Mit den beiden Tracks sind die Hauptzüge von "No Place in Heaven" umrissen: Auf der einen Seite stehen Upbeat-Nummern wie "All She Wants" oder "Staring At The Sun", die wie früher zünden, obwohl Mika weniger schrill und oktavenreich unterwegs ist. Mit 31 sei er in einem Alter angekommen, in dem er offener und ehrlicher über sich sprechen könne, sagt er in einem Interview mit Access Hollywood zur verhalteneren Grundstimmung des vierten Albums.
Deswegen gäbe es auf der anderen Seite auch eine Handvoll Pianoballaden wie "Hurts" oder "Ordinary Man", die auf der Zerbrechlichkeit des Singer/Songwritertums aufbauen. Die Melodien bleiben in diesen Fällen zwar eingängig, trotzdem glänzt Mika in den temporeicheren, aufgedrehteren Songs mehr, wirkt dort weniger wie der x-te Abklatsch von Elton John.
Bei aller Catchiness fehlt es gelegentlich an Abwechslung: Ob gerade "Talk About You" oder "All She Wants" läuft, eigentlich egal. Auch bei den langsamen Stücken besteht Verwechslungsgefahr. "Good Guys", in dessen Textzeilen Mika unter anderem eine Oscar Wilde-Referenz einflechtet, sticht hingegen heraus.

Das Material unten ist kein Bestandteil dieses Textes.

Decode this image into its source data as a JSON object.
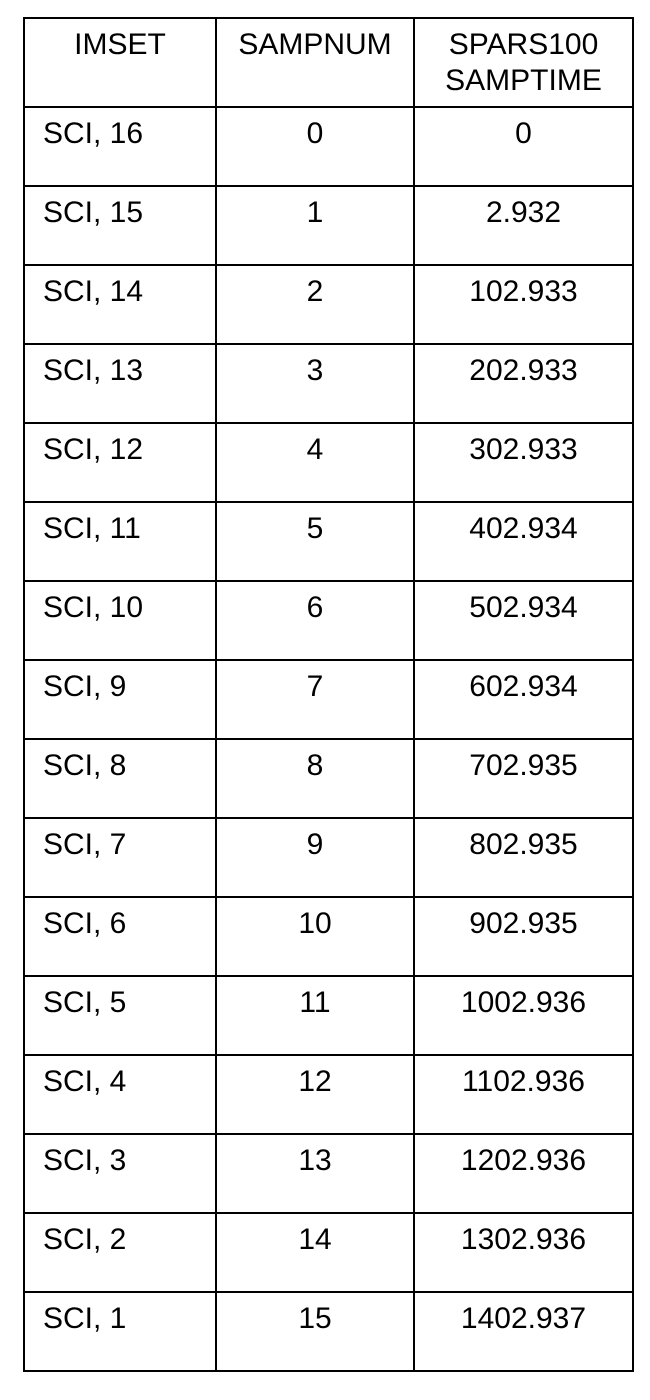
{
  "table": {
    "headers": {
      "imset": "IMSET",
      "sampnum": "SAMPNUM",
      "samptime_line1": "SPARS100",
      "samptime_line2": "SAMPTIME"
    },
    "rows": [
      {
        "imset": "SCI, 16",
        "sampnum": "0",
        "samptime": "0"
      },
      {
        "imset": "SCI, 15",
        "sampnum": "1",
        "samptime": "2.932"
      },
      {
        "imset": "SCI, 14",
        "sampnum": "2",
        "samptime": "102.933"
      },
      {
        "imset": "SCI, 13",
        "sampnum": "3",
        "samptime": "202.933"
      },
      {
        "imset": "SCI, 12",
        "sampnum": "4",
        "samptime": "302.933"
      },
      {
        "imset": "SCI, 11",
        "sampnum": "5",
        "samptime": "402.934"
      },
      {
        "imset": "SCI, 10",
        "sampnum": "6",
        "samptime": "502.934"
      },
      {
        "imset": "SCI, 9",
        "sampnum": "7",
        "samptime": "602.934"
      },
      {
        "imset": "SCI, 8",
        "sampnum": "8",
        "samptime": "702.935"
      },
      {
        "imset": "SCI, 7",
        "sampnum": "9",
        "samptime": "802.935"
      },
      {
        "imset": "SCI, 6",
        "sampnum": "10",
        "samptime": "902.935"
      },
      {
        "imset": "SCI, 5",
        "sampnum": "11",
        "samptime": "1002.936"
      },
      {
        "imset": "SCI, 4",
        "sampnum": "12",
        "samptime": "1102.936"
      },
      {
        "imset": "SCI, 3",
        "sampnum": "13",
        "samptime": "1202.936"
      },
      {
        "imset": "SCI, 2",
        "sampnum": "14",
        "samptime": "1302.936"
      },
      {
        "imset": "SCI, 1",
        "sampnum": "15",
        "samptime": "1402.937"
      }
    ]
  }
}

Man denkt im ersten Moment vielleicht an eine Abwandlung von Paula Coles Frage "Where Have All The Cowboys Gone": "Don't be offended this might seem a little wrong: / Where have all the gay guys gone?". Wie sich im Laufe der Lyrics herausstellt, geht es Mika darum, sich vor Idolen und deren Mut, zu sich zu stehen, sich zu verbeugen: "Thank you Rufus, thank you Auden and James Dean / Thank you Emerson and Bowie for my dreams". Und die Frage, warum er selbst es nicht wagt, sich so zu präsenstieren wie besagte Protagonisten.
Etwas befremdlich gerät "Oh Girl You're The Devil", das mit seinen bluesigen, tiefen Background-Gesängen, "She's a a bad, bad girl", und Vokabular ("Catholic school", "son of a preacher" "one-way ticket on a Greyhound") in US-Traditionen wildert. "Rio" beginnt wie ein "Faith"-Rip-Off, entwickelt sich im Laufe aber zum lässigen, gut gelaunten Gitarrensong. Damit kann es in den nächsten Strandurlaub zum Rum-Cocktail-Schlürfen losgehen.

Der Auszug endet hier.